144 ELSI/Tokyo Tech opens a path for a philosopher

From April 2017 to March 2018, I had the privilege to spend one year at ELSI (Earth-Life Science Institute) as a postdoctoral research fellow for the EON (ELSI Origins Network) project. Launched in 2012, ELSI is one of the most successful interdisciplinary research institutes attracting some of the best scientists around the globe working on the origins and evolution of life. I was always fascinated with the mysteries of life and often pondered about the meaning of life, but I had never dreamt of working at a science institute surrounded by the best scientists in the world who are at the forefront of unlocking the fundamental questions concerning the origins of life. That is why it was really quite dreamlike when I was employed as the first philosopher at ELSI.

20170222_141531s.jpgDr. Yuko Ishihara

Questions concerning the origins of life can be distinguished into three levels. At the bottom level lies the historical inquiry of how life actually originated on earth -- from astrophysics, geophysics, geochemistry, biochemistry to biology. Researchers here deal with matters of fact. While most researchers at ELSI focus on this level of research, many are also interested in the second level, where one studies complex systems or ALife simulations. The main interest here is not so much on the facts per se, but on the patterns one can discern within and across disciplines. Instead of the question how did life originate on earth, the main question here is how can life originate at all? There is, however, a further level of research that essentially pertains to origin of life research. Here we ask: What is the nature of life, of self-organization and emergence? Abstracting from matters of fact and patterns, this is where we can take a further step back and question the underlying principles of life. It is here that philosophy finds its natural place in the inquiry into the origins of life.
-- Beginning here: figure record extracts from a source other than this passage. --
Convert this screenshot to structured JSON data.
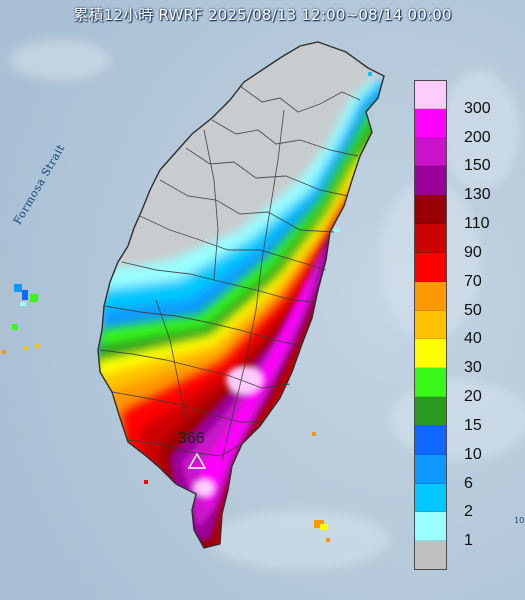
{
  "title": "累積12小時 RWRF 2025/08/13 12:00~08/14 00:00",
  "strait_label": "Formosa Strait",
  "peak_value": "366",
  "edge_mark": "10",
  "colors": {
    "sea": "#b3c7d9",
    "land": "#c9ccce",
    "border": "#3a3a3a"
  },
  "legend": {
    "levels": [
      {
        "label": "300",
        "color": "#fecbfd"
      },
      {
        "label": "200",
        "color": "#fe02fd"
      },
      {
        "label": "150",
        "color": "#cb13cb"
      },
      {
        "label": "130",
        "color": "#9a0099"
      },
      {
        "label": "110",
        "color": "#990003"
      },
      {
        "label": "90",
        "color": "#cc0200"
      },
      {
        "label": "70",
        "color": "#fe0000"
      },
      {
        "label": "50",
        "color": "#fe9800"
      },
      {
        "label": "40",
        "color": "#fec300"
      },
      {
        "label": "30",
        "color": "#fefe00"
      },
      {
        "label": "20",
        "color": "#38f819"
      },
      {
        "label": "15",
        "color": "#2a9920"
      },
      {
        "label": "10",
        "color": "#0e67fe"
      },
      {
        "label": "6",
        "color": "#0e99fe"
      },
      {
        "label": "2",
        "color": "#00c8fe"
      },
      {
        "label": "1",
        "color": "#9afefe"
      },
      {
        "label": "",
        "color": "#c0c0c0"
      }
    ]
  }
}
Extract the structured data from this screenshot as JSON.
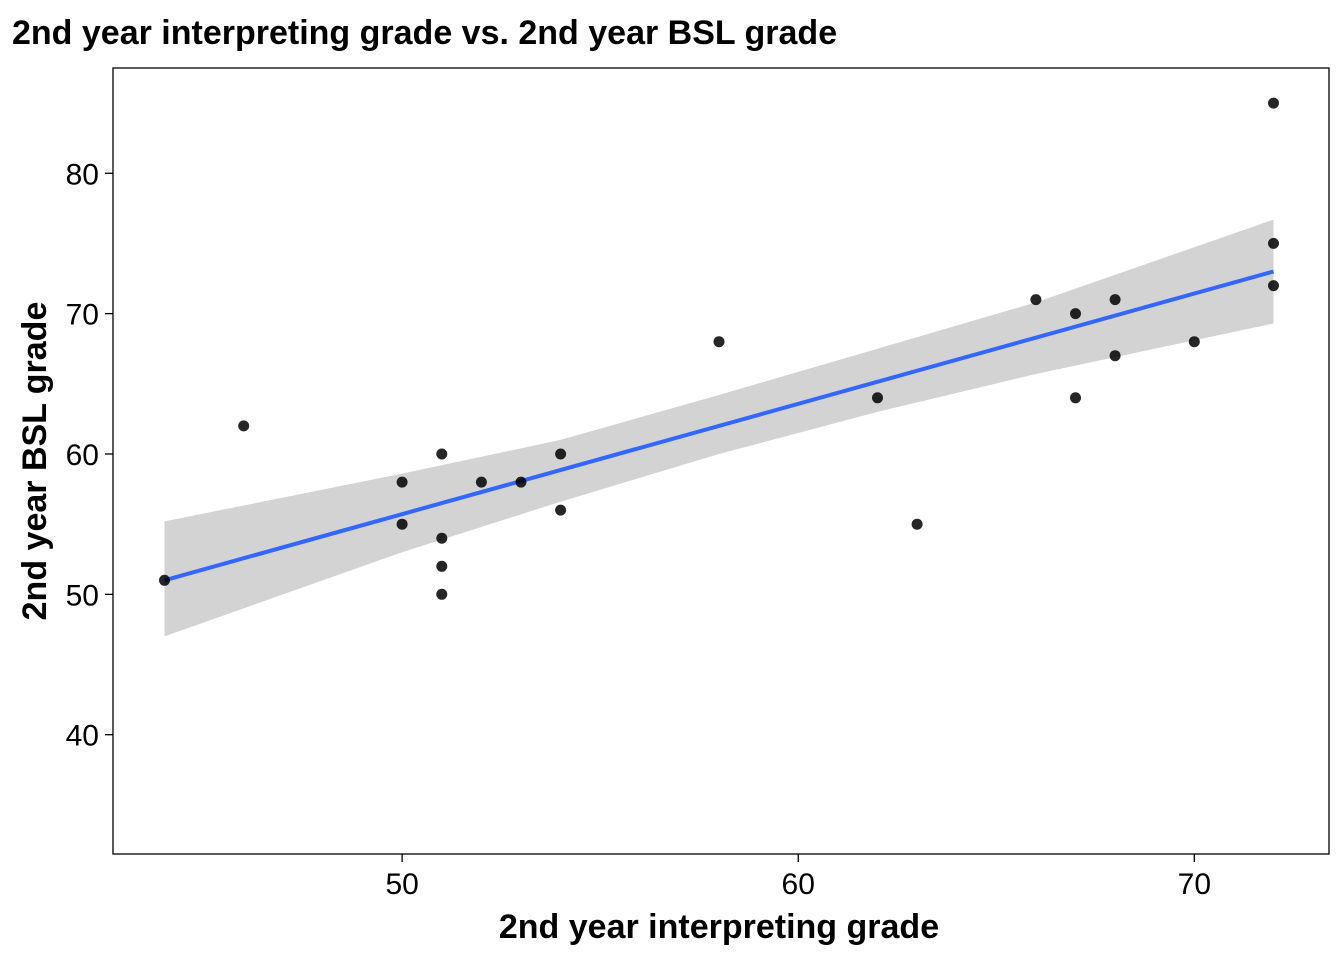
{
  "chart_data": {
    "type": "scatter",
    "title": "2nd year interpreting grade vs. 2nd year BSL grade",
    "xlabel": "2nd year interpreting grade",
    "ylabel": "2nd year BSL grade",
    "xlim": [
      42.7,
      73.4
    ],
    "ylim": [
      31.5,
      87.5
    ],
    "xticks": [
      50,
      60,
      70
    ],
    "yticks": [
      40,
      50,
      60,
      70,
      80
    ],
    "grid": false,
    "points": [
      {
        "x": 44,
        "y": 51
      },
      {
        "x": 46,
        "y": 62
      },
      {
        "x": 50,
        "y": 58
      },
      {
        "x": 50,
        "y": 55
      },
      {
        "x": 51,
        "y": 60
      },
      {
        "x": 51,
        "y": 54
      },
      {
        "x": 51,
        "y": 52
      },
      {
        "x": 51,
        "y": 50
      },
      {
        "x": 52,
        "y": 58
      },
      {
        "x": 53,
        "y": 58
      },
      {
        "x": 54,
        "y": 60
      },
      {
        "x": 54,
        "y": 56
      },
      {
        "x": 58,
        "y": 68
      },
      {
        "x": 62,
        "y": 64
      },
      {
        "x": 63,
        "y": 55
      },
      {
        "x": 66,
        "y": 71
      },
      {
        "x": 67,
        "y": 70
      },
      {
        "x": 67,
        "y": 64
      },
      {
        "x": 68,
        "y": 71
      },
      {
        "x": 68,
        "y": 67
      },
      {
        "x": 70,
        "y": 68
      },
      {
        "x": 72,
        "y": 85
      },
      {
        "x": 72,
        "y": 75
      },
      {
        "x": 72,
        "y": 72
      }
    ],
    "fit_line": {
      "method": "linear",
      "color": "#3366FF",
      "x": [
        44,
        72
      ],
      "y": [
        51,
        73
      ]
    },
    "confidence_band": {
      "color": "#D3D3D3",
      "x": [
        44,
        50,
        54,
        58,
        62,
        66,
        72
      ],
      "lower": [
        47.0,
        53.0,
        56.6,
        60.0,
        63.0,
        65.7,
        69.3
      ],
      "upper": [
        55.2,
        58.6,
        61.0,
        64.2,
        67.5,
        70.8,
        76.7
      ]
    },
    "point_color": "#000000"
  }
}
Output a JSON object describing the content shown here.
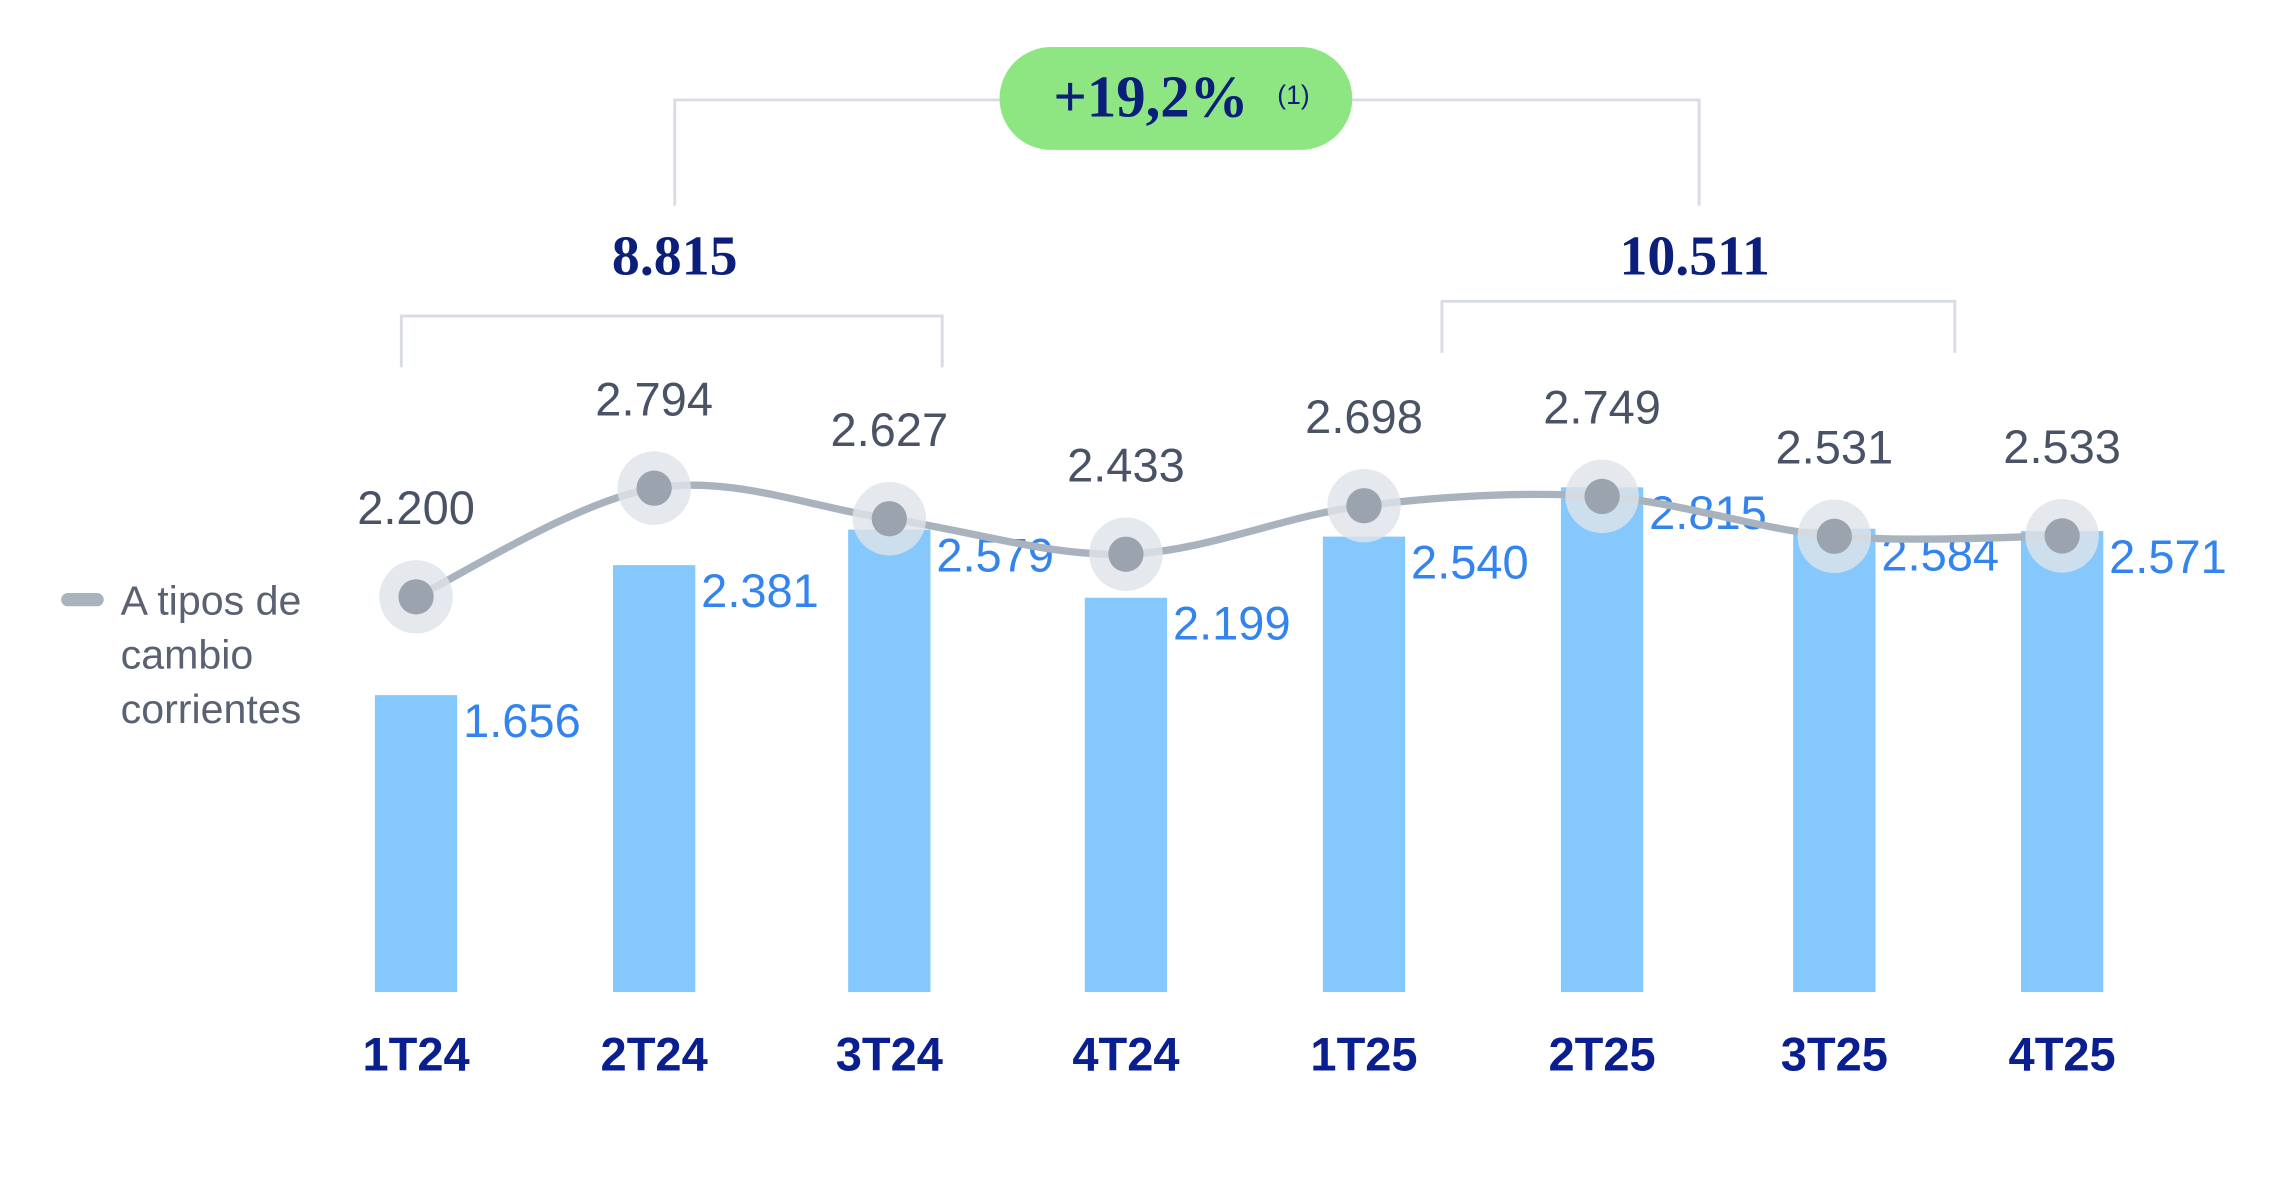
{
  "chart_data": {
    "type": "bar",
    "categories": [
      "1T24",
      "2T24",
      "3T24",
      "4T24",
      "1T25",
      "2T25",
      "3T25",
      "4T25"
    ],
    "series": [
      {
        "type": "bar",
        "color": "#85c8fd",
        "label_color": "#3384ee",
        "values": [
          1656,
          2381,
          2579,
          2199,
          2540,
          2815,
          2584,
          2571
        ],
        "value_labels": [
          "1.656",
          "2.381",
          "2.579",
          "2.199",
          "2.540",
          "2.815",
          "2.584",
          "2.571"
        ]
      },
      {
        "type": "line",
        "name": "A tipos de cambio corrientes",
        "color": "#a9b3bd",
        "label_color": "#4a5366",
        "values": [
          2200,
          2794,
          2627,
          2433,
          2698,
          2749,
          2531,
          2533
        ],
        "value_labels": [
          "2.200",
          "2.794",
          "2.627",
          "2.433",
          "2.698",
          "2.749",
          "2.531",
          "2.533"
        ]
      }
    ],
    "totals": [
      "8.815",
      "10.511"
    ],
    "growth": "+19,2%",
    "growth_note": "(1)"
  }
}
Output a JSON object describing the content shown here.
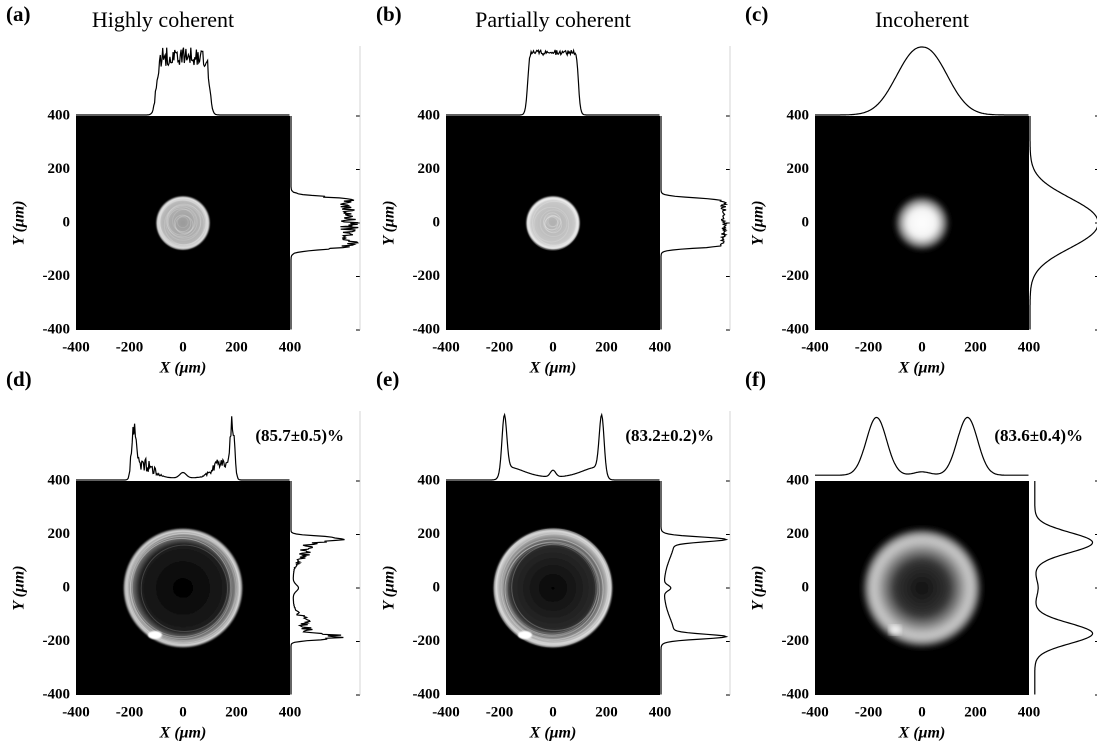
{
  "panels": [
    {
      "label": "(a)",
      "title": "Highly coherent",
      "x_label": "X (μm)",
      "y_label": "Y (μm)",
      "xticks": [
        "-400",
        "-200",
        "0",
        "200",
        "400"
      ],
      "yticks": [
        "400",
        "200",
        "0",
        "-200",
        "-400"
      ]
    },
    {
      "label": "(b)",
      "title": "Partially coherent",
      "x_label": "X (μm)",
      "y_label": "Y (μm)",
      "xticks": [
        "-400",
        "-200",
        "0",
        "200",
        "400"
      ],
      "yticks": [
        "400",
        "200",
        "0",
        "-200",
        "-400"
      ]
    },
    {
      "label": "(c)",
      "title": "Incoherent",
      "x_label": "X (μm)",
      "y_label": "Y (μm)",
      "xticks": [
        "-400",
        "-200",
        "0",
        "200",
        "400"
      ],
      "yticks": [
        "400",
        "200",
        "0",
        "-200",
        "-400"
      ]
    },
    {
      "label": "(d)",
      "efficiency": "(85.7±0.5)%",
      "x_label": "X (μm)",
      "y_label": "Y (μm)",
      "xticks": [
        "-400",
        "-200",
        "0",
        "200",
        "400"
      ],
      "yticks": [
        "400",
        "200",
        "0",
        "-200",
        "-400"
      ]
    },
    {
      "label": "(e)",
      "efficiency": "(83.2±0.2)%",
      "x_label": "X (μm)",
      "y_label": "Y (μm)",
      "xticks": [
        "-400",
        "-200",
        "0",
        "200",
        "400"
      ],
      "yticks": [
        "400",
        "200",
        "0",
        "-200",
        "-400"
      ]
    },
    {
      "label": "(f)",
      "efficiency": "(83.6±0.4)%",
      "x_label": "X (μm)",
      "y_label": "Y (μm)",
      "xticks": [
        "-400",
        "-200",
        "0",
        "200",
        "400"
      ],
      "yticks": [
        "400",
        "200",
        "0",
        "-200",
        "-400"
      ]
    }
  ]
}
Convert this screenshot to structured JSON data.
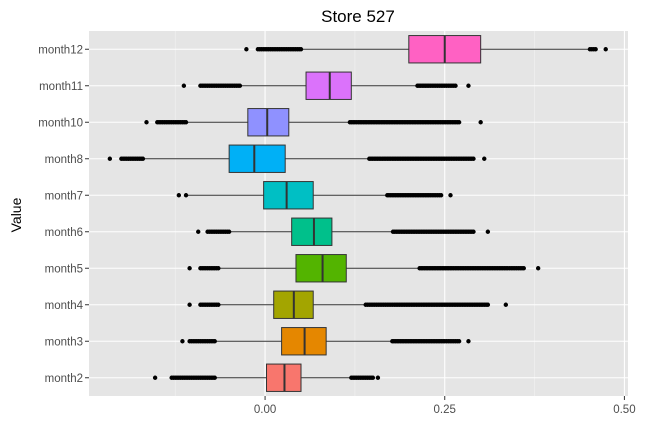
{
  "chart_data": {
    "type": "boxplot",
    "title": "Store 527",
    "xlabel": "",
    "ylabel": "Value",
    "orientation": "horizontal",
    "xlim": [
      -0.245,
      0.505
    ],
    "x_ticks": [
      0.0,
      0.25,
      0.5
    ],
    "x_tick_labels": [
      "0.00",
      "0.25",
      "0.50"
    ],
    "grid": true,
    "legend": "none",
    "categories": [
      "month2",
      "month3",
      "month4",
      "month5",
      "month6",
      "month7",
      "month8",
      "month10",
      "month11",
      "month12"
    ],
    "series": [
      {
        "category": "month12",
        "color": "#ff61c3",
        "whisker_low": -0.01,
        "q1": 0.2,
        "median": 0.25,
        "q3": 0.3,
        "whisker_high": 0.45,
        "outliers_low": [
          -0.026,
          -0.01,
          0.0,
          0.01,
          0.02,
          0.03,
          0.05
        ],
        "outliers_high": [
          0.452,
          0.46,
          0.474
        ]
      },
      {
        "category": "month11",
        "color": "#db72fb",
        "whisker_low": -0.035,
        "q1": 0.057,
        "median": 0.09,
        "q3": 0.12,
        "whisker_high": 0.21,
        "outliers_low": [
          -0.113,
          -0.09,
          -0.07,
          -0.05,
          -0.035
        ],
        "outliers_high": [
          0.212,
          0.23,
          0.25,
          0.265,
          0.283
        ]
      },
      {
        "category": "month10",
        "color": "#8f91ff",
        "whisker_low": -0.11,
        "q1": -0.024,
        "median": 0.003,
        "q3": 0.033,
        "whisker_high": 0.12,
        "outliers_low": [
          -0.165,
          -0.15,
          -0.13,
          -0.11
        ],
        "outliers_high": [
          0.118,
          0.125,
          0.13,
          0.18,
          0.23,
          0.27,
          0.3
        ]
      },
      {
        "category": "month8",
        "color": "#00b0f6",
        "whisker_low": -0.17,
        "q1": -0.05,
        "median": -0.015,
        "q3": 0.028,
        "whisker_high": 0.145,
        "outliers_low": [
          -0.216,
          -0.2,
          -0.185,
          -0.17
        ],
        "outliers_high": [
          0.145,
          0.2,
          0.25,
          0.29,
          0.305
        ]
      },
      {
        "category": "month7",
        "color": "#00bfc4",
        "whisker_low": -0.11,
        "q1": -0.002,
        "median": 0.03,
        "q3": 0.067,
        "whisker_high": 0.17,
        "outliers_low": [
          -0.12,
          -0.11
        ],
        "outliers_high": [
          0.17,
          0.2,
          0.23,
          0.245,
          0.258
        ]
      },
      {
        "category": "month6",
        "color": "#00c08b",
        "whisker_low": -0.05,
        "q1": 0.037,
        "median": 0.068,
        "q3": 0.093,
        "whisker_high": 0.178,
        "outliers_low": [
          -0.093,
          -0.08,
          -0.065,
          -0.05
        ],
        "outliers_high": [
          0.178,
          0.22,
          0.26,
          0.29,
          0.31
        ]
      },
      {
        "category": "month5",
        "color": "#53b400",
        "whisker_low": -0.065,
        "q1": 0.043,
        "median": 0.08,
        "q3": 0.113,
        "whisker_high": 0.215,
        "outliers_low": [
          -0.105,
          -0.09,
          -0.08,
          -0.065
        ],
        "outliers_high": [
          0.215,
          0.26,
          0.3,
          0.34,
          0.36,
          0.38
        ]
      },
      {
        "category": "month4",
        "color": "#a3a500",
        "whisker_low": -0.065,
        "q1": 0.012,
        "median": 0.04,
        "q3": 0.067,
        "whisker_high": 0.14,
        "outliers_low": [
          -0.105,
          -0.09,
          -0.075,
          -0.065
        ],
        "outliers_high": [
          0.14,
          0.155,
          0.165,
          0.18,
          0.22,
          0.27,
          0.31,
          0.335
        ]
      },
      {
        "category": "month3",
        "color": "#e58700",
        "whisker_low": -0.07,
        "q1": 0.023,
        "median": 0.055,
        "q3": 0.085,
        "whisker_high": 0.177,
        "outliers_low": [
          -0.115,
          -0.105,
          -0.09,
          -0.08,
          -0.07
        ],
        "outliers_high": [
          0.177,
          0.22,
          0.25,
          0.27,
          0.283
        ]
      },
      {
        "category": "month2",
        "color": "#f8766d",
        "whisker_low": -0.07,
        "q1": 0.002,
        "median": 0.027,
        "q3": 0.05,
        "whisker_high": 0.12,
        "outliers_low": [
          -0.153,
          -0.13,
          -0.11,
          -0.09,
          -0.07
        ],
        "outliers_high": [
          0.12,
          0.13,
          0.14,
          0.15,
          0.157
        ]
      }
    ]
  }
}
My specific goal was to explore avenues in which two influential philosophical approaches from the last century (modern Japanese philosophy and phenomenology) could provide insights to the origins of life research. Both of these approaches from the east and west explore how humans interact with the world from the first-person lived perspective. By extrapolating various insights from the human-world interaction to living systems in general, I wanted to invite scientists to not only think about life from the outside, so to speak, but also to reflect on life from within our own human lives.

Through my employment at ELSI, I became more and more interested in the question of what constitutes a scientific attitude and more generally, how philosophy could contribute to the sciences. I am very grateful for the wonderful opportunity ELSI and Tokyo Tech has provided to join a community of international researchers with a diverse range of backgrounds at this early stage of my career. My network of researchers has enhanced significantly and it has opened up so many new perspectives for me. I look forward to following up on further research collaborations at Ritsumeikan University, where I will be starting an Assistant Professor position next April in their new department called the College of Global Liberal Arts. I hope to help build an equally stimulating environment there by applying my invaluable experience at Tokyo Tech.


Dr. Yuko Ishihara is currently a visiting scholar at Institute for Advanced Study and an ELSI affiliate.